Triste foi o dia em que Clarice acordou chorando.
A terça-feira amanheceu quente.
Muito quente. A mãe de Clarice dormia o saboroso sono da manhã quando, de
sobressalto, abriu os olhos, acurou os ouvidos, e percebeu que um ruído
familiar, mas incomum para o momento, vinha do aposento da jovem. Espreguiçou-se
como podia e, rapidamente, se levantou, calçou os chinelos e correu ao encontro
da filha.
A luz forte do sol se esgueirava
para entrar por entre as frestas da janela do quarto cuidadosamente decorado
com motivos, digamos assim, fofos. Sentada sobre a cama, com os braços
circundando os joelhos flexionados junto ao peito juvenil, Clarice chorava. E
não era um choro qualquer. Não era um choro.

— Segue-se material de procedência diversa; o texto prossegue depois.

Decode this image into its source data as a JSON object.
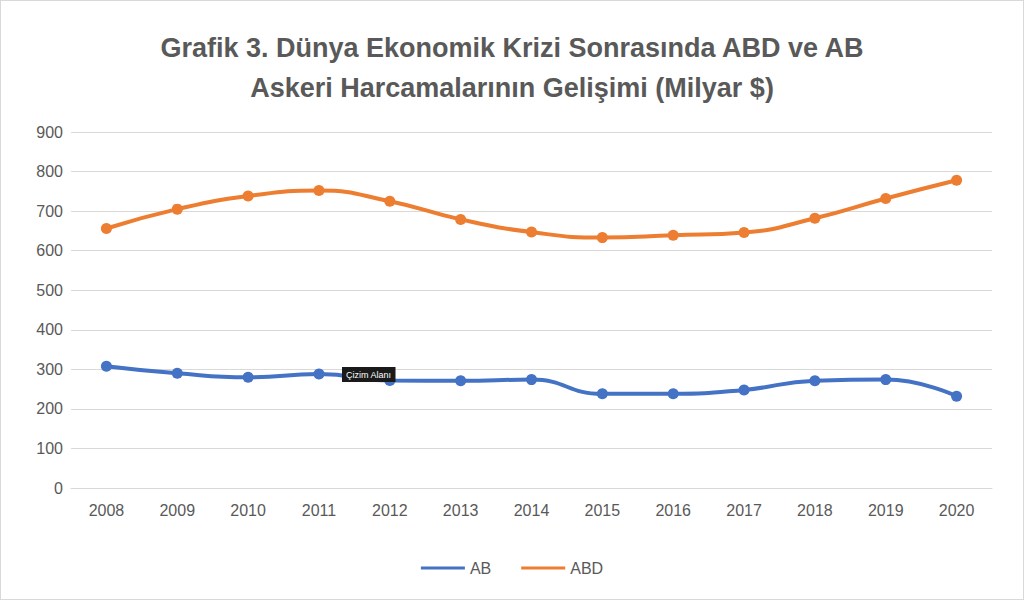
{
  "chart_data": {
    "type": "line",
    "title": "Grafik 3. Dünya Ekonomik Krizi Sonrasında ABD ve AB\nAskeri Harcamalarının Gelişimi (Milyar $)",
    "categories": [
      "2008",
      "2009",
      "2010",
      "2011",
      "2012",
      "2013",
      "2014",
      "2015",
      "2016",
      "2017",
      "2018",
      "2019",
      "2020"
    ],
    "series": [
      {
        "name": "AB",
        "color": "#4472c4",
        "marker": "circle",
        "line_style": "smooth",
        "values": [
          308,
          290,
          280,
          288,
          272,
          271,
          274,
          238,
          238,
          248,
          271,
          274,
          232
        ]
      },
      {
        "name": "ABD",
        "color": "#ed7d31",
        "marker": "circle",
        "line_style": "smooth",
        "values": [
          656,
          705,
          738,
          752,
          725,
          679,
          647,
          633,
          639,
          646,
          682,
          732,
          778
        ]
      }
    ],
    "ylim": [
      0,
      900
    ],
    "yticks": [
      0,
      100,
      200,
      300,
      400,
      500,
      600,
      700,
      800,
      900
    ],
    "grid": true,
    "legend": "bottom",
    "annotations": [
      "Çizim Alanı"
    ]
  }
}
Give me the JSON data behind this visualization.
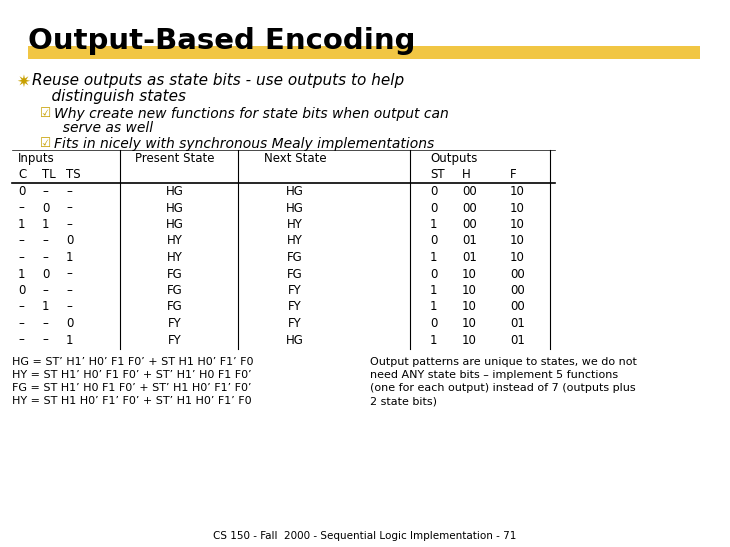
{
  "title": "Output-Based Encoding",
  "bg_color": "#ffffff",
  "title_color": "#000000",
  "highlight_color": "#f0c030",
  "bullet_z_color": "#c8a000",
  "bullet_y_color": "#c8a000",
  "table_data": [
    [
      "0",
      "–",
      "–",
      "HG",
      "HG",
      "0",
      "00",
      "10"
    ],
    [
      "–",
      "0",
      "–",
      "HG",
      "HG",
      "0",
      "00",
      "10"
    ],
    [
      "1",
      "1",
      "–",
      "HG",
      "HY",
      "1",
      "00",
      "10"
    ],
    [
      "–",
      "–",
      "0",
      "HY",
      "HY",
      "0",
      "01",
      "10"
    ],
    [
      "–",
      "–",
      "1",
      "HY",
      "FG",
      "1",
      "01",
      "10"
    ],
    [
      "1",
      "0",
      "–",
      "FG",
      "FG",
      "0",
      "10",
      "00"
    ],
    [
      "0",
      "–",
      "–",
      "FG",
      "FY",
      "1",
      "10",
      "00"
    ],
    [
      "–",
      "1",
      "–",
      "FG",
      "FY",
      "1",
      "10",
      "00"
    ],
    [
      "–",
      "–",
      "0",
      "FY",
      "FY",
      "0",
      "10",
      "01"
    ],
    [
      "–",
      "–",
      "1",
      "FY",
      "HG",
      "1",
      "10",
      "01"
    ]
  ],
  "eq_left_lines": [
    "HG = ST’ H1’ H0’ F1 F0’ + ST H1 H0’ F1’ F0",
    "HY = ST H1’ H0’ F1 F0’ + ST’ H1’ H0 F1 F0’",
    "FG = ST H1’ H0 F1 F0’ + ST’ H1 H0’ F1’ F0’",
    "HY = ST H1 H0’ F1’ F0’ + ST’ H1 H0’ F1’ F0"
  ],
  "eq_right_lines": [
    "Output patterns are unique to states, we do not",
    "need ANY state bits – implement 5 functions",
    "(one for each output) instead of 7 (outputs plus",
    "2 state bits)"
  ],
  "footer": "CS 150 - Fall  2000 - Sequential Logic Implementation - 71"
}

Era O choro.
Clarice soluçava. Chorava como
nunca dantes havia chorado na vida. A mãe não entendia muito bem a situação. Na
verdade, não entendia nem um pouco a situação. A filha, de pijama, em posição
quase que fetal, chorando mais que um bebê com cólicas. Sem saber o que fazer,
sentou-se na cama e perguntou para a jovem qual a razão do seu pranto, sem não
antes dar um espaçoso e prolongado bocejo.

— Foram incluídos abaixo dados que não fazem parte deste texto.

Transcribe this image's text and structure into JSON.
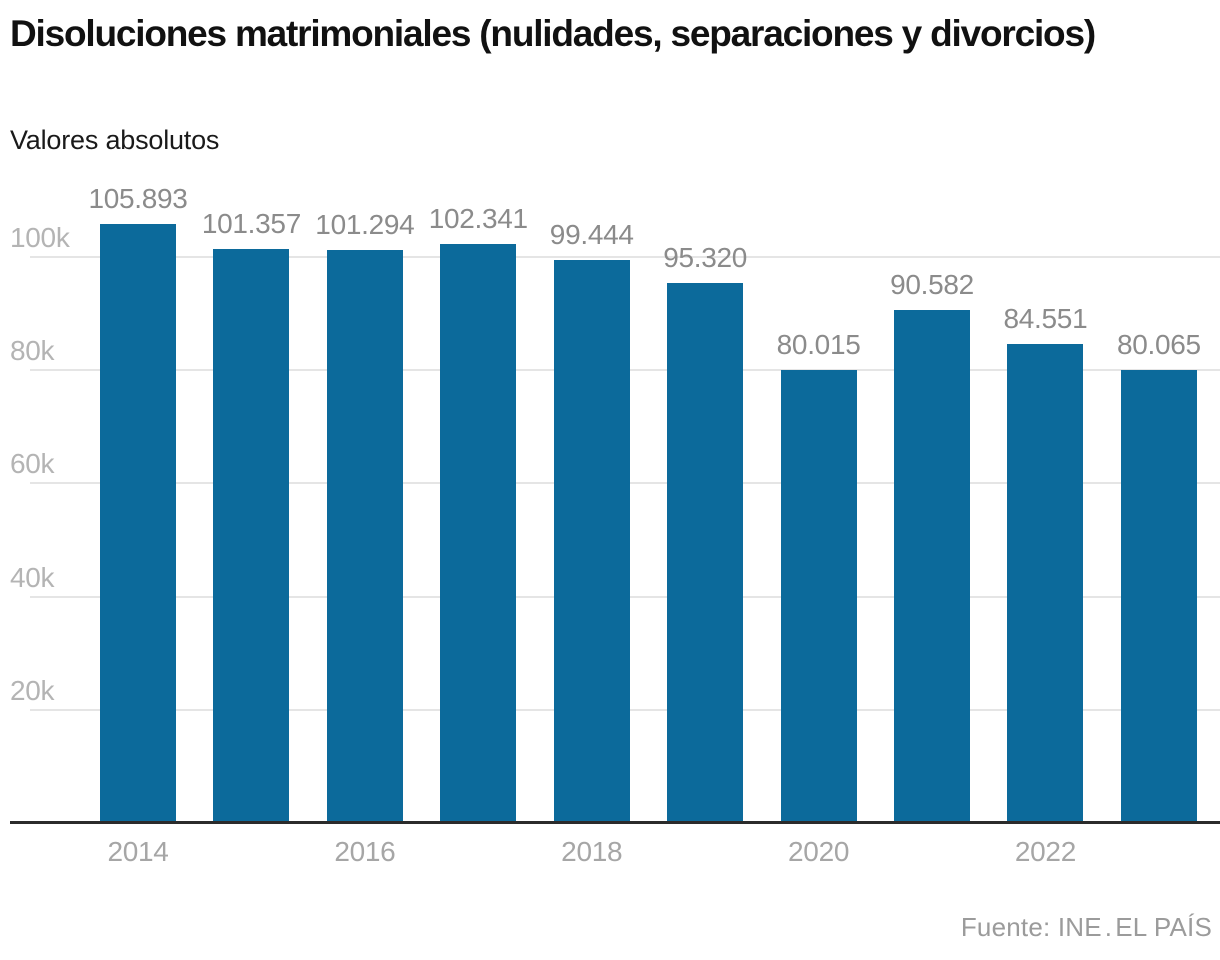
{
  "header": {
    "title": "Disoluciones matrimoniales (nulidades, separaciones y divorcios)",
    "subtitle": "Valores absolutos"
  },
  "footer": {
    "source": "Fuente: INE",
    "separator": ".",
    "brand": "EL PAÍS"
  },
  "colors": {
    "bar": "#0c6a9b",
    "value_label": "#8b8b8b",
    "y_tick_label": "#b4b4b4",
    "x_tick_label": "#a6a6a6",
    "gridline": "#e5e5e5",
    "baseline": "#2b2b2b",
    "title": "#111111",
    "subtitle": "#1a1a1a",
    "source": "#9b9b9b",
    "background": "#ffffff"
  },
  "chart_data": {
    "type": "bar",
    "title": "Disoluciones matrimoniales (nulidades, separaciones y divorcios)",
    "subtitle": "Valores absolutos",
    "xlabel": "",
    "ylabel": "",
    "categories": [
      "2014",
      "2015",
      "2016",
      "2017",
      "2018",
      "2019",
      "2020",
      "2021",
      "2022",
      "2023"
    ],
    "values": [
      105893,
      101357,
      101294,
      102341,
      99444,
      95320,
      80015,
      90582,
      84551,
      80065
    ],
    "value_labels": [
      "105.893",
      "101.357",
      "101.294",
      "102.341",
      "99.444",
      "95.320",
      "80.015",
      "90.582",
      "84.551",
      "80.065"
    ],
    "y_ticks": [
      {
        "value": 20000,
        "label": "20k"
      },
      {
        "value": 40000,
        "label": "40k"
      },
      {
        "value": 60000,
        "label": "60k"
      },
      {
        "value": 80000,
        "label": "80k"
      },
      {
        "value": 100000,
        "label": "100k"
      }
    ],
    "x_ticks": [
      {
        "index": 0,
        "label": "2014"
      },
      {
        "index": 2,
        "label": "2016"
      },
      {
        "index": 4,
        "label": "2018"
      },
      {
        "index": 6,
        "label": "2020"
      },
      {
        "index": 8,
        "label": "2022"
      }
    ],
    "ylim": [
      0,
      112000
    ],
    "grid": "horizontal",
    "legend": "none",
    "source": "Fuente: INE. EL PAÍS"
  }
}
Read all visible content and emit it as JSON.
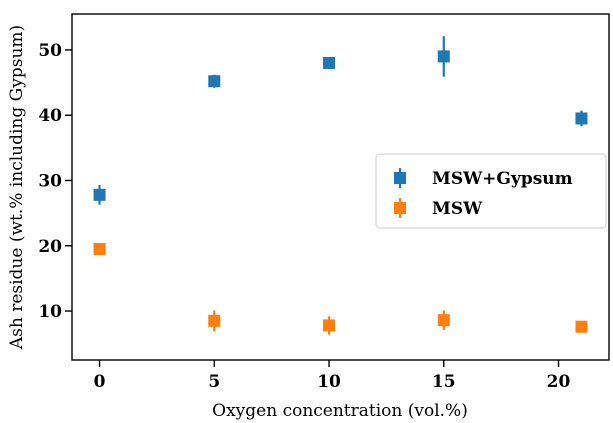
{
  "chart_data": {
    "type": "scatter",
    "xlabel": "Oxygen concentration (vol.%)",
    "ylabel": "Ash residue (wt.% including Gypsum)",
    "xlim": [
      -1.2,
      22.2
    ],
    "ylim": [
      2.5,
      55.5
    ],
    "x_ticks": [
      0,
      5,
      10,
      15,
      20
    ],
    "y_ticks": [
      10,
      20,
      30,
      40,
      50
    ],
    "grid": false,
    "legend_placement": "center-right",
    "series": [
      {
        "name": "MSW+Gypsum",
        "color": "#1f77b4",
        "marker": "square",
        "points": [
          {
            "x": 0,
            "y": 27.8,
            "err": 1.5
          },
          {
            "x": 5,
            "y": 45.2,
            "err": 1.0
          },
          {
            "x": 10,
            "y": 48.0,
            "err": 0.6
          },
          {
            "x": 15,
            "y": 49.0,
            "err": 3.1
          },
          {
            "x": 21,
            "y": 39.5,
            "err": 1.2
          }
        ]
      },
      {
        "name": "MSW",
        "color": "#ff7f0e",
        "marker": "square",
        "points": [
          {
            "x": 0,
            "y": 19.5,
            "err": 0.8
          },
          {
            "x": 5,
            "y": 8.5,
            "err": 1.6
          },
          {
            "x": 10,
            "y": 7.8,
            "err": 1.4
          },
          {
            "x": 15,
            "y": 8.6,
            "err": 1.5
          },
          {
            "x": 21,
            "y": 7.6,
            "err": 0.3
          }
        ]
      }
    ]
  }
}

Clarice levantou a cabeça de
leve, deu uma espiadela rápida para a mãe e não disse nada. Mas continuou
chorando. A mãe, já preocupada, passou a mão direita sobre a cabeça da menina,
tentando, com um gesto de carinho maternal, acalmar a cria. Não funcionou. Por
mais algumas vezes ela insistiu perguntando para Clarice o que estava
acontecendo, se ela estava sentindo algo, como poderia ajudar. Seguiu sem
respostas.
A mãe começou a pensar. O choro
não era por causa de um namorado. Clarice não tinha namorado. Não que a mãe
soubesse, e ela tinha certeza de que, se existisse um, saberia, pois eram muito
próximas. A filha não tinha doenças e não havia se queixado de algum mal que
pudesse estar a acometendo. Nenhum de seus artistas favoritos tinha morrido.

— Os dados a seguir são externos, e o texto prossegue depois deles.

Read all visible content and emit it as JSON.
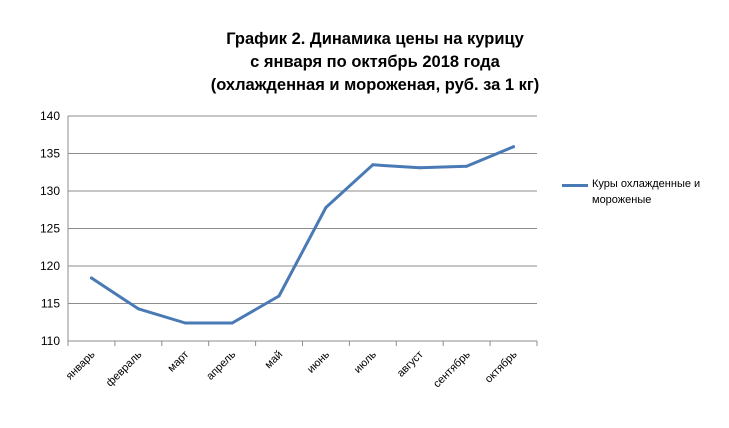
{
  "chart_data": {
    "type": "line",
    "title_lines": [
      "График 2. Динамика цены на курицу",
      "с января по октябрь 2018 года",
      "(охлажденная и мороженая, руб. за 1 кг)"
    ],
    "categories": [
      "январь",
      "февраль",
      "март",
      "апрель",
      "май",
      "июнь",
      "июль",
      "август",
      "сентябрь",
      "октябрь"
    ],
    "series": [
      {
        "name": "Куры охлажденные и мороженые",
        "color": "#4a7ab5",
        "values": [
          118.4,
          114.3,
          112.4,
          112.4,
          116.0,
          127.8,
          133.5,
          133.1,
          133.3,
          135.9
        ]
      }
    ],
    "ylim": [
      110,
      140
    ],
    "yticks": [
      110,
      115,
      120,
      125,
      130,
      135,
      140
    ],
    "grid": true,
    "legend_position": "right"
  }
}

Sua boneca chinesa de porcelana não havia se quebrado. Ela não havia pegado G2
na faculdade. Seu time não tinha perdido um campeonato importante.
A mãe não sabia o que fazer.
Levantou-se e foi ao quarto do outro filho, o irmão mais novo de Clarice. Deu
uns empurrões, o menino despertou e ela perguntou se ele sabia de alguma coisa
que poderia explicar a choradeira da irmã. Ele, como é típico dos irmãos mais
novos, não deu a menor bola, resmungou, virou-se na cama e cerrou no sono de
novo. Ela não achava que ele saberia de algo mesmo. Voltou ao quarto de
Clarice. O berreiro continuava.
Clarice estava desesperada.
Alguma coisa muito séria devia ter acontecido, pensava a mãe. Espichou o braço
e pegou o celular da filha, que estava na cômoda ao lado da cama. Era uma
situação de urgência, e, portanto, aquilo não poderia ser considerado invasão
de privacidade. Nenhuma chamada ou mensagem recente. Ainda com o telefone em
mãos, resolveu ligar para as melhores amigas de Clarice. Talvez alguma delas
soubesse de algo ou desse alguma pista sobre as causas do espetáculo que ela
via ao seu lado. Primeiro ligou para a Paulinha. A Paulinha devia passar mais
tempo naquele quarto do que na própria casa ou em qualquer outro lugar. Se
havia um motivo e se mais alguém sabia qual era, além de Clarice, essa pessoa
seria a Paulinha. O telefone chamou seis vezes até a garota atender. Com voz
arrastada, ela disse não ter a menor ideia do que se passava com a amiga, mas
que iria tomar um banho, comer algo e ir voando para lá, afinal, “best friend é
para essas coisas”. A mãe achou um tanto quanto ridículo aquilo de “best
friend”, mas, tudo bem, a presença da amiga podia animar a filha chorona.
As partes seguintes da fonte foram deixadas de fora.